Laboratoires Pierre Fabre, France.
Stat Med. 2012 Jul 10;31(15):1554-71. doi: 10.1002/sim.4491. Epub 2012 Feb 23.
Randomized clinical trials increasingly collect daily data, frequently using electronic diaries. Such data are usually summarized into an 'intermediate' continuous outcome (such as the mean of the daily values in a period before a scheduled clinic visit). These are in turn often summarized further into a binary outcome, for example, indicating whether the intermediate continuous outcome has improved by a prespecified amount from randomization. This article compares and contrasts statistical approaches for analyzing such binary outcomes when the underlying study is subject to dropout so that some of the underlying diary data are missing. Such analysis involves rigorous rules for the derivation of outcomes, a thorough data exploration for the selection of covariates, and an elucidation of the missingness mechanism. The investigated statistical methods for treatment-effect analysis are based on direct modeling and on multiple imputation and are applied either to the binary outcome or the intermediate continuous outcome or to the daily diary data. These are compared on the basis of criteria for inferences at prespecified times during the follow-up. We show that multiple-imputation methods are particularly well adapted to our context and that missing data imputation on the daily diary data, rather than the derived outcomes, makes best use of the available information. The data set, which motivated our investigation, comes from a placebo-controlled clinical trial to assess the effect on pain of a new compound.

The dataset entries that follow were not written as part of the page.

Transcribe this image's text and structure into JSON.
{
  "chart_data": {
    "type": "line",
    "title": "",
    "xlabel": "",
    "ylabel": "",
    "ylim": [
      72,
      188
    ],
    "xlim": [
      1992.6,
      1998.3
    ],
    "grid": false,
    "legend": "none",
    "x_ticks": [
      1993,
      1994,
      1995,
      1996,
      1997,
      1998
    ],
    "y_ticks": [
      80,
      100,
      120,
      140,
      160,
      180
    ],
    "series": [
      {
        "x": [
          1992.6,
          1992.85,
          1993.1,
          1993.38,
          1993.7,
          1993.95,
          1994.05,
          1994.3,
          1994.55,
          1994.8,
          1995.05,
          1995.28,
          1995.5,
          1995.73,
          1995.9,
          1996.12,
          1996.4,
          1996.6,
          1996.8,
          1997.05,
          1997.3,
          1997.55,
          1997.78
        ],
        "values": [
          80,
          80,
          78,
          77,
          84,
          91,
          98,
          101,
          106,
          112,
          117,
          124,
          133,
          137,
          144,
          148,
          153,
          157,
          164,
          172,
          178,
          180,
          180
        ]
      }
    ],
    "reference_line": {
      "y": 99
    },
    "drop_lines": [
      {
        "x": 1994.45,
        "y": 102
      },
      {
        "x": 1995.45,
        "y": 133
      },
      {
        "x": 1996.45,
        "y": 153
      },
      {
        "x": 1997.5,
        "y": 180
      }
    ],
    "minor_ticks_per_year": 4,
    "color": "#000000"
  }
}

随机临床试验越来越多地收集日常数据,通常使用电子日记。这些数据通常被总结为一个“中间”连续结果(例如,在计划就诊前一段时间内每日值的平均值)。这些结果通常进一步总结为二进制结果,例如,表明中间连续结果是否从随机分组开始按预定量改善。本文比较和对比了当基础研究存在辍学情况,即基础日记数据缺失时,分析此类二进制结果的统计方法。这种分析涉及为结果推导制定严格的规则,为选择协变量进行彻底的数据探索,并阐明缺失机制。所研究的治疗效果分析统计方法基于直接建模和多次插补,并应用于二进制结果或中间连续结果或每日日记数据。这些方法是根据随访期间预设时间的推断标准进行比较的。我们表明,多次插补方法特别适用于我们的情况,并且对日常日记数据进行缺失数据插补(而不是推导结果)可以最大限度地利用可用信息。激励我们进行调查的数据来自一项安慰剂对照临床试验,以评估一种新化合物对疼痛的影响。